Babies, Toddlers, and Language

Jill Whitehouse Jill's Posts 0 Comments

We are born with a need to communicate and connect. From birth your baby is already looking at you, making facial gestures, making sounds, or crying. They are communicating with you. You try to interpret what they want, “Are you hungry, do you want to be held, are you feeling tired?” We continue the communication and encourage the baby by letting them know we are trying to understand their message.

As your child gets older they continue to communicate non-verbally until they have the language. A toddler will point, make a loud noise, make a facial expression, use body language to let you know what they want. How you respond can improve their language acquisition. Giving words to the actions is an important step of support for your young child.

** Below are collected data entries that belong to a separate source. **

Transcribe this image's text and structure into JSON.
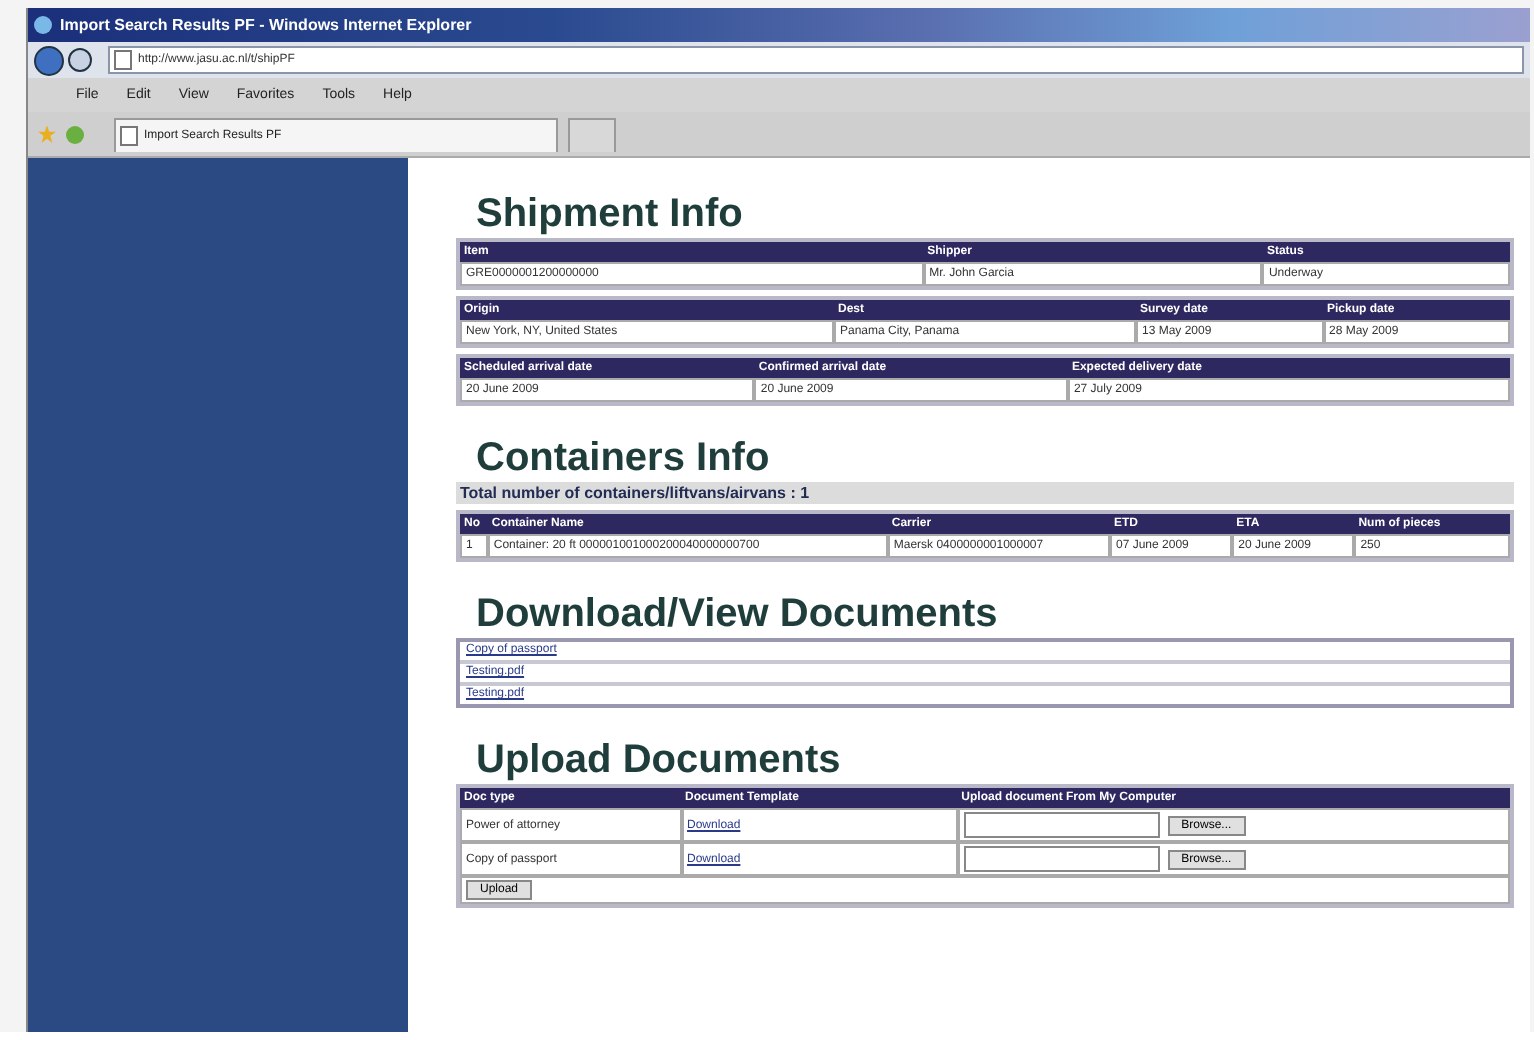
{
  "window": {
    "title": "Import Search Results PF - Windows Internet Explorer"
  },
  "address_bar": {
    "value": "http://www.jasu.ac.nl/t/shipPF"
  },
  "menu": [
    "File",
    "Edit",
    "View",
    "Favorites",
    "Tools",
    "Help"
  ],
  "tab": {
    "label": "Import Search Results PF"
  },
  "sections": [
    {
      "kind": "info",
      "title": "Shipment Info",
      "tables": [
        {
          "columns": [
            "Item",
            "Shipper",
            "Status"
          ],
          "cells": [
            "GRE0000001200000000",
            "Mr. John Garcia",
            "Underway"
          ]
        },
        {
          "columns": [
            "Origin",
            "Dest",
            "Survey date",
            "Pickup date"
          ],
          "cells": [
            "New York, NY, United States",
            "Panama City, Panama",
            "13 May 2009",
            "28 May 2009"
          ]
        },
        {
          "columns": [
            "Scheduled arrival date",
            "Confirmed arrival date",
            "Expected delivery date"
          ],
          "cells": [
            "20 June 2009",
            "20 June 2009",
            "27 July 2009"
          ]
        }
      ]
    },
    {
      "kind": "containers",
      "title": "Containers Info",
      "total": "Total number of containers/liftvans/airvans : 1",
      "columns": [
        "No",
        "Container Name",
        "Carrier",
        "ETD",
        "ETA",
        "Num of pieces"
      ],
      "rows": [
        [
          "1",
          "Container: 20 ft 000001001000200040000000700",
          "Maersk 0400000001000007",
          " 07 June 2009",
          "20 June 2009",
          "250"
        ]
      ]
    },
    {
      "kind": "downloads",
      "title": "Download/View Documents",
      "links": [
        "Copy of passport",
        "Testing.pdf",
        "Testing.pdf"
      ]
    },
    {
      "kind": "upload",
      "title": "Upload Documents",
      "columns": [
        "Doc type",
        "Document Template",
        "Upload document From My Computer"
      ],
      "rows": [
        {
          "doc_type": "Power of attorney",
          "template": "Download",
          "browse": "Browse..."
        },
        {
          "doc_type": "Copy of passport",
          "template": "Download",
          "browse": "Browse..."
        }
      ],
      "submit": "Upload"
    }
  ]
}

Language is symbolic – a word represents something, an object, an action, etc. The connection between the words and what they mean is a developmental step for your child. As they gain the ability to pronounce the words and the understanding of what each word means they will meet with more success in communicating.

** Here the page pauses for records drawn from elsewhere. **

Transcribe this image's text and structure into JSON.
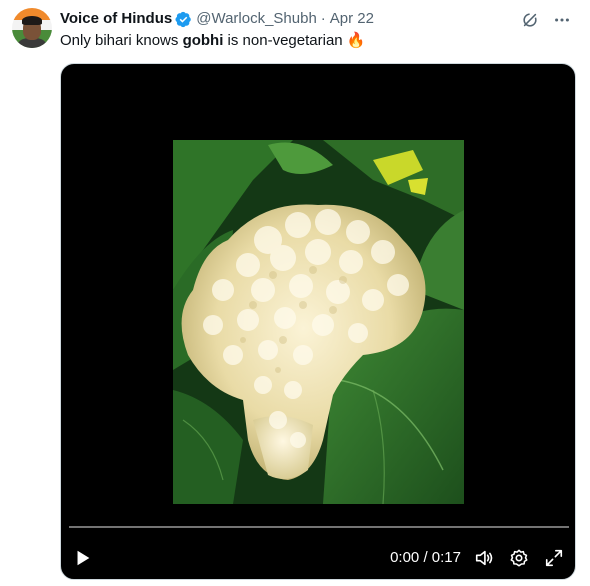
{
  "tweet": {
    "display_name": "Voice of Hindus",
    "verified": true,
    "handle": "@Warlock_Shubh",
    "separator": "·",
    "date": "Apr 22",
    "text_before": "Only bihari knows ",
    "text_bold": "gobhi",
    "text_after": " is non-vegetarian ",
    "emoji": "🔥"
  },
  "icons": {
    "verified": "verified-badge-icon",
    "grok": "grok-icon",
    "more": "more-horizontal-icon",
    "play": "play-icon",
    "volume": "volume-icon",
    "settings": "gear-icon",
    "fullscreen": "expand-icon"
  },
  "video": {
    "current_time": "0:00",
    "time_separator": " / ",
    "duration": "0:17",
    "progress_fraction": 0
  },
  "colors": {
    "text_primary": "#0f1419",
    "text_secondary": "#536471",
    "verified_blue": "#1d9bf0",
    "media_background": "#000000"
  }
}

You can help by giving lots of encouragement and positive feedback at the toddler stage. Your goal is to help your child reach the next level in their communication skills. If they are babbling you can start by one word labeling of the objects they are playing with or the actions they are doing. If they are communicating with one or two words you can start using three or four word sentences to model their next step.

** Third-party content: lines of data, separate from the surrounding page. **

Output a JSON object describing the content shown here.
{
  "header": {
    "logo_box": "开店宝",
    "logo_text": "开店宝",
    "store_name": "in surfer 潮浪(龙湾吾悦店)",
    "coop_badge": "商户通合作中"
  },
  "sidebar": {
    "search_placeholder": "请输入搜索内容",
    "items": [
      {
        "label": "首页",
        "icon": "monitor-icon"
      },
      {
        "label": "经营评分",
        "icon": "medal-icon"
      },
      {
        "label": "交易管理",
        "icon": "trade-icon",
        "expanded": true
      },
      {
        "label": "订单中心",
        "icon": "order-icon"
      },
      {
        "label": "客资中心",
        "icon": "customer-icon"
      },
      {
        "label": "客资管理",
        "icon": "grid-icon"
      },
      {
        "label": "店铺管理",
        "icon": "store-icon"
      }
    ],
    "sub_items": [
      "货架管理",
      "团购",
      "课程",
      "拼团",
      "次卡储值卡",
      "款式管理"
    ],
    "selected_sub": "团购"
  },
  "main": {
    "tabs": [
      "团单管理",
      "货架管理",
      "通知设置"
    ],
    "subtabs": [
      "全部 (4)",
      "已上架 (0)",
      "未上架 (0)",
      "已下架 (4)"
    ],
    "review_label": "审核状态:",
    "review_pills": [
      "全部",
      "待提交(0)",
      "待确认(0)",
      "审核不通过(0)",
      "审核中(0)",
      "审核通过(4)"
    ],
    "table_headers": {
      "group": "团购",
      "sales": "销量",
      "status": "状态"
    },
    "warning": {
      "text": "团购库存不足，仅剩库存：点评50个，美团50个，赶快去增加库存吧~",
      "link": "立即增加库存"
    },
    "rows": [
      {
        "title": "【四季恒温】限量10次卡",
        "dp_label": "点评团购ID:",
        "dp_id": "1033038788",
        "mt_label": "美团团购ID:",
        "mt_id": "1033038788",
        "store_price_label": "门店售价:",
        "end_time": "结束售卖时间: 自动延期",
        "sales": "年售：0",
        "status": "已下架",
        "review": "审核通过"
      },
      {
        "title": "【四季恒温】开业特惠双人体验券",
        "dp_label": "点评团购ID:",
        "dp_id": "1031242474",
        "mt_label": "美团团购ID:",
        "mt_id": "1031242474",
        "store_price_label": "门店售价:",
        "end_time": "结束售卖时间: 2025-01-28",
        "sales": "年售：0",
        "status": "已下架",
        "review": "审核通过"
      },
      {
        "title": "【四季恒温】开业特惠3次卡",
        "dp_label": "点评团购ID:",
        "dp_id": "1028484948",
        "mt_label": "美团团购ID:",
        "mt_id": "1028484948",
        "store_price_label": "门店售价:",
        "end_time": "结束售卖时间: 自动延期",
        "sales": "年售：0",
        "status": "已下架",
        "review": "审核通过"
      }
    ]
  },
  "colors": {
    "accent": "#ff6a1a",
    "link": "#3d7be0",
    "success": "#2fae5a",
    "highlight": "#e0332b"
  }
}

Expanding your child’s vocabulary through experience extends their vocabulary. You can comment on and describe what you’re doing during everyday familiar activities. You can miss out a known step. Getting ready in the morning you can start to brush your teeth without putting the toothpaste on the brush. Then act as if you’ve forgotten something but can’t remember what it is – let your child instruct you, either with words or actions, on what you need to do.

You can improve what they’re saying in a positive way. If your child says, “dog door.” You can say, “Yes the dog is looking at the door. Do you think the dog wants to go for a walk?” You have heard what your child said, you validated it with your response, and you introduced more complex language by asking the question.

During imaginative play together you can bring further meaning and new concepts in language to your young child. Playing with the farm you can follow their lead with the game by identifying what they’re doing, “I see you’re putting the sheep in the field. Are they going to eat the grass?” You are modelling good language structure and giving your child more complex ideas to try out in the game.

Continue to expand pronunciation and understanding of language through storybooks, songs, and rhymes. Introduce new words and follow your child’s ideas in a positive way. The more encouragement and feedback your child gets at these early stages the more competent they will be with their vocabulary and communication.